The power of the meeting planner
Meeting planners can have a major impact on a city’s economy and hospitality industry. Last year, the city of San Francisco lost at least $1.8 million when the Organization of American Historians moved its annual convention of 2,200 historians to San Jose after representatives of Unite Here Local 2 told the group’s meeting planners about a potential labor action. The meeting was moved after 75 percent of the group’s presenters and participants surveyed said they would not cross a picket line.
In a joint press release that followed the incident, Meeting Planners International (MPI), the American Society of Association Executives (ASAE) and the Professional Convention Management Association (PCMA) chastised Unite Here for its direct involvement with the meeting planners and said they “condemn any effort to cause widespread disruption of the meetings business, which may cause great injury to the economic stability of the targeted cities as well as the economic livelihood of the hotel employees at the targeted properties.”
Freedom of speech and freedom of choice
Louise Upshaw-McClenny, president of training and consulting company Achievers International, which specializes in the hospitality industry, presents another view. “The folks at Unite Here are entitled to interact with meeting planners and hotel employees in whatever way they feel important,” she says.
“I think the more information that we all have, the better choices and decisions we can make.
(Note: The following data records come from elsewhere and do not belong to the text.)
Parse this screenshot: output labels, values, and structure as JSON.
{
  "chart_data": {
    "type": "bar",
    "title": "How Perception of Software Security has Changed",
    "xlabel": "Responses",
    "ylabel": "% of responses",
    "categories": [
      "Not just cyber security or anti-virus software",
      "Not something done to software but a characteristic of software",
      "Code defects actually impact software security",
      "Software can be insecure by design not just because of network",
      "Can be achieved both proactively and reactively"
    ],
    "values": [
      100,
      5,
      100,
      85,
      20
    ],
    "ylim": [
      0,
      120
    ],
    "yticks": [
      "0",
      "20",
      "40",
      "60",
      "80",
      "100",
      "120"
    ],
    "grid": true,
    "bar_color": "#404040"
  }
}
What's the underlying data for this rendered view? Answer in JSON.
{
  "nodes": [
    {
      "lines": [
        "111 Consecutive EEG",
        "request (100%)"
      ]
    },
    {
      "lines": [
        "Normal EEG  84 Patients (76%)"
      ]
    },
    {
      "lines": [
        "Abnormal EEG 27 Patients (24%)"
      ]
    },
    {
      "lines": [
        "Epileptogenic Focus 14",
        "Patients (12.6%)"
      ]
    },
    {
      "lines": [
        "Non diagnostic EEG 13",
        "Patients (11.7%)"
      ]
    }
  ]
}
Most planners want to use their own association’s legal council to get their own perspective, but I think it’s important for all of us — planners, hotels or labor unions — to have freedom of speech and freedom of choice. … INMEX brings another perspective and a point of view that’s important and deserves to be heard.”
Meeting with a mission
INMEX boasts more than 100 members in America and Canada, representing $200 million in annual group sales to hotels. In addition to unions, membership includes diverse groups such as the National Council of La Raza, NAACP, American Studies Association, and the San Jose Convention and Visitors Bureau.
At the June 28 launch, representatives from member groups spoke about the importance of INMEX’s services to companies wanting to align meeting planning with core corporate values.
Cecilia Munoz, vice president of the National Council of La Raza, said knowing how the hotel industry treats its workers and customers is most important. “We have approximately 20,000 people participate in our annual conference each year,” Munoz says. “That translates into millions in economic impact to a destination city. Most of the people that make our conventions successful are the men and women who clean our rooms, serve our food and prepare our meals. … [INMEX] provides us key information … so that we can make responsible business decisions that affect our members in a positive way.”
John Stephens, executive director of the American Studies Association (ASA) and INMEX’s chair, said that ASA has been working on formulating a policy of maximizing the impact of its meeting and convention dollars since the mid-1990s. “We sought to meet in communities where our dollars would actually make a positive difference … and realized it was vitally important that we work at some point in a coalition. INMEX gives us this opportunity.”
In addition to providing members information on potential labor disputes, strikes, boycotts or upcoming negotiations, INMEX seeks to promote communication between member groups so planners can exchange ideas and suggestions on best practices and contract negotiations.
McInerney, however, is not convinced. “Smart meeting planners will go to the AH&LA Web site, to the PCMA Web site, the MPI Web site,” he says. “The meeting planner Web sites will have a more objective view than the Unite Here site.”